All large organizations, and a whole lot of small ones, use databases. These tools keep names, dates, numbers and other tidbits of information neatly in order, organized into tables by common structure and function, each one laid out in columns and rows that define a single proper place for every little fact.
These same organizations also possess a lot of complex data, such as contracts, email, photographs and many other forms of information that just can’t be neatly organized into uniform columns and rows. Since this stuff is hard to organize, it often remains unorganized, making it hard to find information when it’s needed.
When investigative journalists set out to understand the implications of the Panama Papers, an enormous set of documents leaked from the Panama-based law firm Mossack Fonseca, organization was a primary issue.
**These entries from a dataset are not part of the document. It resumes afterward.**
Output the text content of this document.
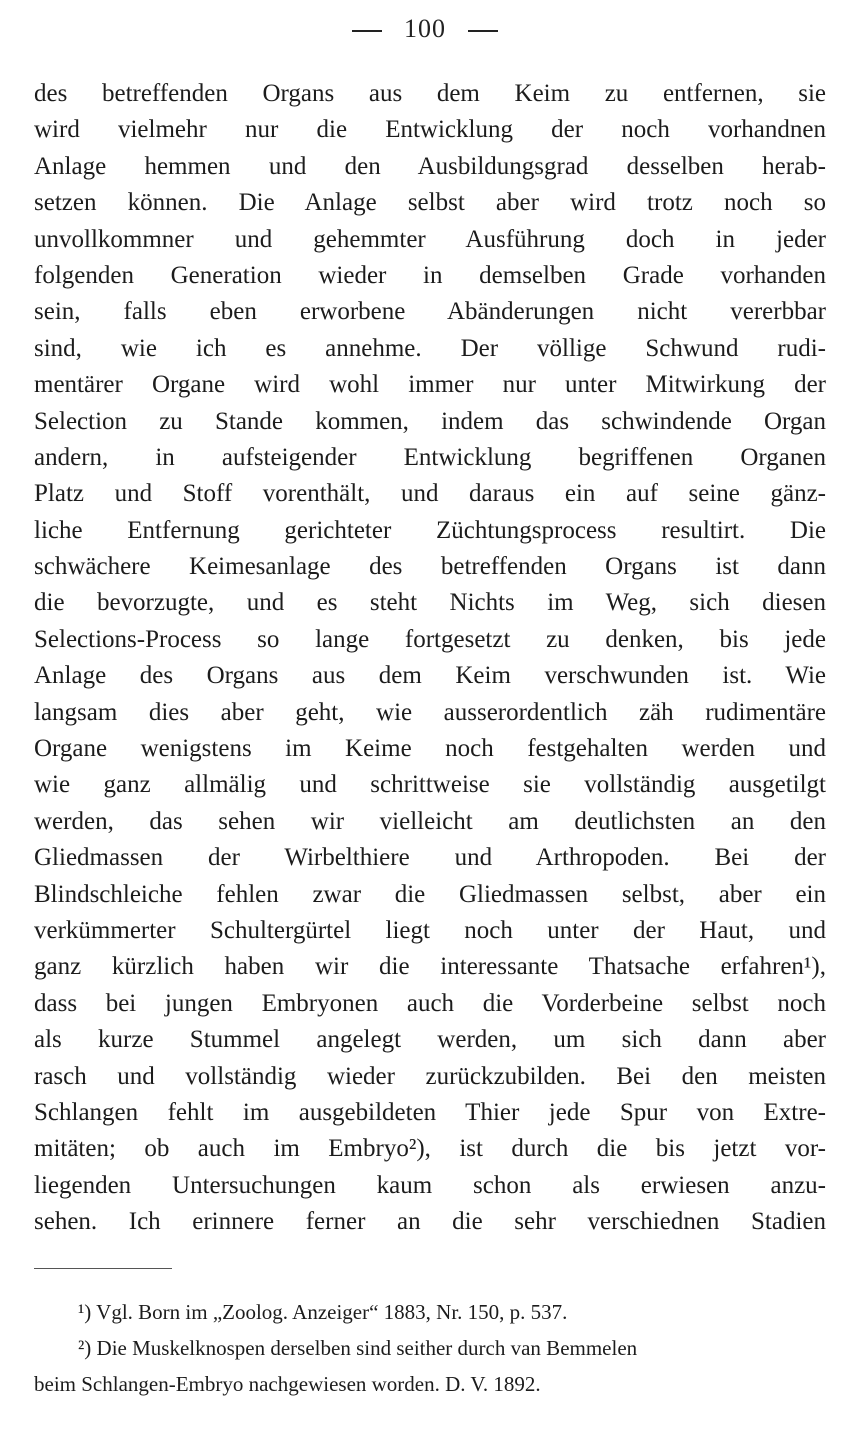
100
des betreffenden Organs aus dem Keim zu entfernen, sie
wird vielmehr nur die Entwicklung der noch vorhandnen
Anlage hemmen und den Ausbildungsgrad desselben herab-
setzen können. Die Anlage selbst aber wird trotz noch so
unvollkommner und gehemmter Ausführung doch in jeder
folgenden Generation wieder in demselben Grade vorhanden
sein, falls eben erworbene Abänderungen nicht vererbbar
sind, wie ich es annehme. Der völlige Schwund rudi-
mentärer Organe wird wohl immer nur unter Mitwirkung der
Selection zu Stande kommen, indem das schwindende Organ
andern, in aufsteigender Entwicklung begriffenen Organen
Platz und Stoff vorenthält, und daraus ein auf seine gänz-
liche Entfernung gerichteter Züchtungsprocess resultirt. Die
schwächere Keimesanlage des betreffenden Organs ist dann
die bevorzugte, und es steht Nichts im Weg, sich diesen
Selections-Process so lange fortgesetzt zu denken, bis jede
Anlage des Organs aus dem Keim verschwunden ist. Wie
langsam dies aber geht, wie ausserordentlich zäh rudimentäre
Organe wenigstens im Keime noch festgehalten werden und
wie ganz allmälig und schrittweise sie vollständig ausgetilgt
werden, das sehen wir vielleicht am deutlichsten an den
Gliedmassen der Wirbelthiere und Arthropoden. Bei der
Blindschleiche fehlen zwar die Gliedmassen selbst, aber ein
verkümmerter Schultergürtel liegt noch unter der Haut, und
ganz kürzlich haben wir die interessante Thatsache erfahren¹),
dass bei jungen Embryonen auch die Vorderbeine selbst noch
als kurze Stummel angelegt werden, um sich dann aber
rasch und vollständig wieder zurückzubilden. Bei den meisten
Schlangen fehlt im ausgebildeten Thier jede Spur von Extre-
mitäten; ob auch im Embryo²), ist durch die bis jetzt vor-
liegenden Untersuchungen kaum schon als erwiesen anzu-
sehen. Ich erinnere ferner an die sehr verschiednen Stadien
¹) Vgl. Born im „Zoolog. Anzeiger“ 1883, Nr. 150, p. 537.
²) Die Muskelknospen derselben sind seither durch van Bemmelen
beim Schlangen-Embryo nachgewiesen worden. D. V. 1892.
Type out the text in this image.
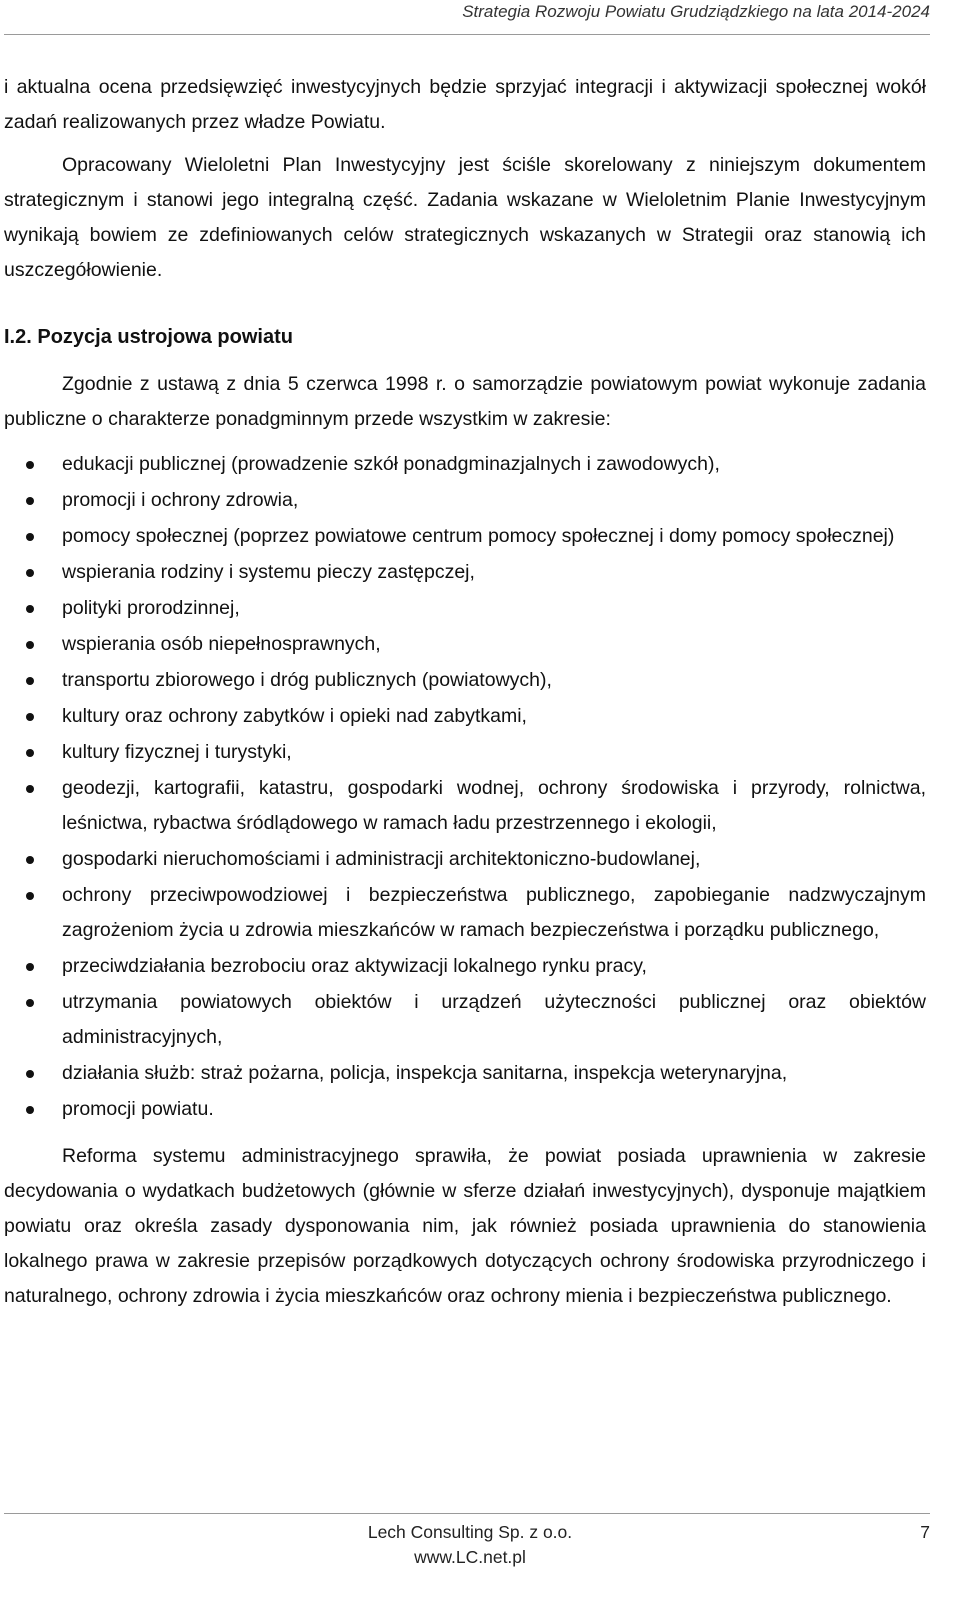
Strategia Rozwoju Powiatu Grudziądzkiego na lata 2014-2024

i aktualna ocena przedsięwzięć inwestycyjnych będzie sprzyjać integracji i aktywizacji społecznej wokół zadań realizowanych przez władze Powiatu.

Opracowany Wieloletni Plan Inwestycyjny jest ściśle skorelowany z niniejszym dokumentem strategicznym i stanowi jego integralną część. Zadania wskazane w Wieloletnim Planie Inwestycyjnym wynikają bowiem ze zdefiniowanych celów strategicznych wskazanych w Strategii oraz stanowią ich uszczegółowienie.

I.2. Pozycja ustrojowa powiatu

Zgodnie z ustawą z dnia 5 czerwca 1998 r. o samorządzie powiatowym powiat wykonuje zadania publiczne o charakterze ponadgminnym przede wszystkim w zakresie:

edukacji publicznej (prowadzenie szkół ponadgminazjalnych i zawodowych),
promocji i ochrony zdrowia,
pomocy społecznej (poprzez powiatowe centrum pomocy społecznej i domy pomocy społecznej)
wspierania rodziny i systemu pieczy zastępczej,
polityki prorodzinnej,
wspierania osób niepełnosprawnych,
transportu zbiorowego i dróg publicznych (powiatowych),
kultury oraz ochrony zabytków i opieki nad zabytkami,
kultury fizycznej i turystyki,
geodezji, kartografii, katastru, gospodarki wodnej, ochrony środowiska i przyrody, rolnictwa, leśnictwa, rybactwa śródlądowego w ramach ładu przestrzennego i ekologii,
gospodarki nieruchomościami i administracji architektoniczno-budowlanej,
ochrony przeciwpowodziowej i bezpieczeństwa publicznego, zapobieganie nadzwyczajnym zagrożeniom życia u zdrowia mieszkańców w ramach bezpieczeństwa i porządku publicznego,
przeciwdziałania bezrobociu oraz aktywizacji lokalnego rynku pracy,
utrzymania powiatowych obiektów i urządzeń użyteczności publicznej oraz obiektów administracyjnych,
działania służb: straż pożarna, policja, inspekcja sanitarna, inspekcja weterynaryjna,
promocji powiatu.

Reforma systemu administracyjnego sprawiła, że powiat posiada uprawnienia w zakresie decydowania o wydatkach budżetowych (głównie w sferze działań inwestycyjnych), dysponuje majątkiem powiatu oraz określa zasady dysponowania nim, jak również posiada uprawnienia do stanowienia lokalnego prawa w zakresie przepisów porządkowych dotyczących ochrony środowiska przyrodniczego i naturalnego, ochrony zdrowia i życia mieszkańców oraz ochrony mienia i bezpieczeństwa publicznego.

Lech Consulting Sp. z o.o.
www.LC.net.pl
7
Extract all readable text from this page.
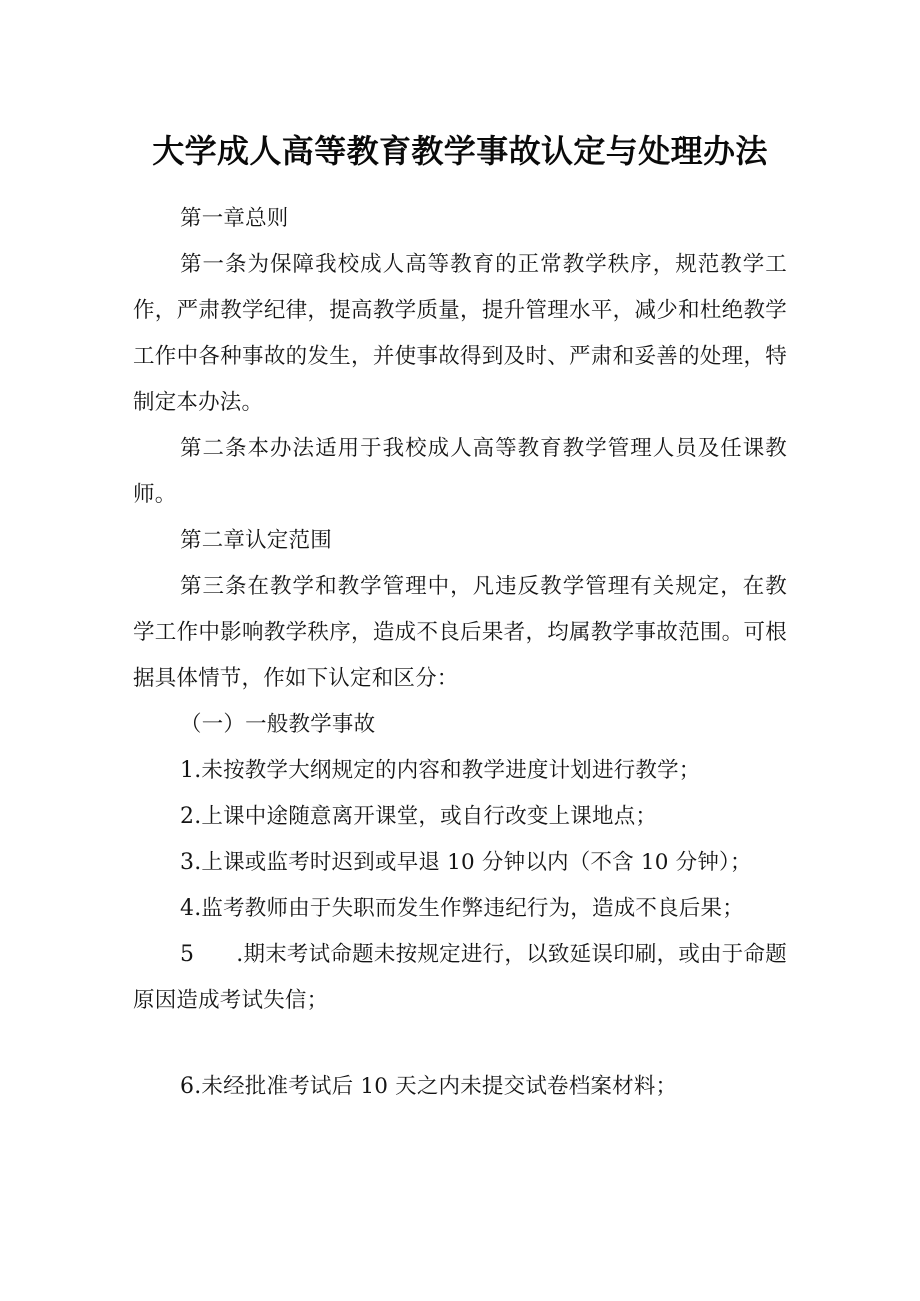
大学成人高等教育教学事故认定与处理办法

第一章总则

第一条为保障我校成人高等教育的正常教学秩序，规范教学工作，严肃教学纪律，提高教学质量，提升管理水平，减少和杜绝教学工作中各种事故的发生，并使事故得到及时、严肃和妥善的处理，特制定本办法。

第二条本办法适用于我校成人高等教育教学管理人员及任课教师。

第二章认定范围

第三条在教学和教学管理中，凡违反教学管理有关规定，在教学工作中影响教学秩序，造成不良后果者，均属教学事故范围。可根据具体情节，作如下认定和区分：

（一）一般教学事故

1.未按教学大纲规定的内容和教学进度计划进行教学；

2.上课中途随意离开课堂，或自行改变上课地点；

3.上课或监考时迟到或早退 10 分钟以内（不含 10 分钟）；

4.监考教师由于失职而发生作弊违纪行为，造成不良后果；

5 .期末考试命题未按规定进行，以致延误印刷，或由于命题原因造成考试失信；

6.未经批准考试后 10 天之内未提交试卷档案材料；
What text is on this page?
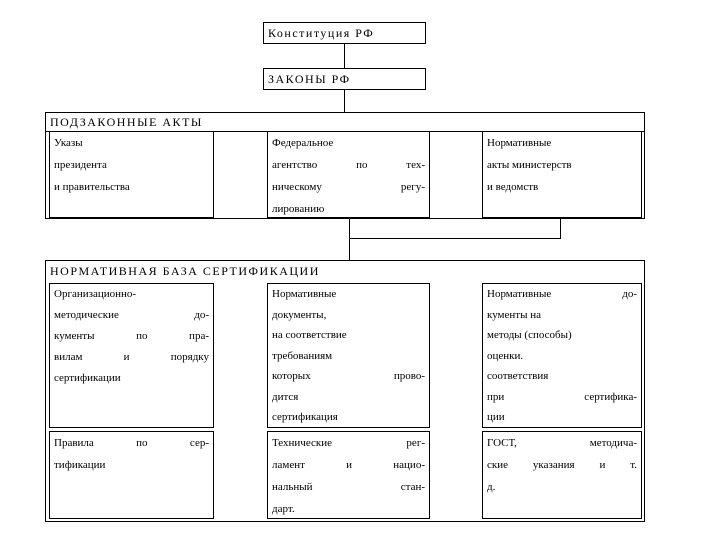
Конституция РФ
ЗАКОНЫ РФ
ПОДЗАКОННЫЕ АКТЫ
Указы
президента
и правительства
Федеральное
агентство по тех-
ническому регу-
лированию
Нормативные
акты министерств
и ведомств
НОРМАТИВНАЯ БАЗА СЕРТИФИКАЦИИ
Организационно-
методические до-
кументы по пра-
вилам и порядку
сертификации
Нормативные
документы,
на соответствие
требованиям
которых прово-
дится
сертификация
Нормативные до-
кументы на
методы (способы)
оценки.
соответствия
при сертифика-
ции
Правила по сер-
тификации
Технические рег-
ламент и нацио-
нальный стан-
дарт.
ГОСТ, методича-
ские указания и т.
д.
The leak presented them with a wealth of information, millions of documents, but no guide to structure. Organizing the information, making it searchable, identifying connections among the documents and the people, companies and other facts within them was all up to the journalists.
The International Consortium of Investigative Journalists (ICIJ), a network of journalists from more than 65 countries, foresaw this situation. In anticipation of massive technology-enabled information leaks, ICIJ prepared by developing expertise and resources for data journalism on a grand scale. No one news organization has the resources to fully investigate such a large information leak, but ICIJ can provide technical assistance and coordinate fact-finding by journalists around the world.
Mar Cabra, head of ICIJ’s Data and Research Unit, understands the limitations of the databases used in most business applications, which are known as “relational databases.” They’re not designed for management of lengthy documents, or for the labyrinthine relationships that connect them. For this data journalism effort, she chose another type of database, one that was designed as a natural match for the sort of complex data in the Panama Papers, and well-suited to facilitating journalists’ research. This type of database is called a “graph database,” and it is much like a gigantic diagram of documents and relationships among them.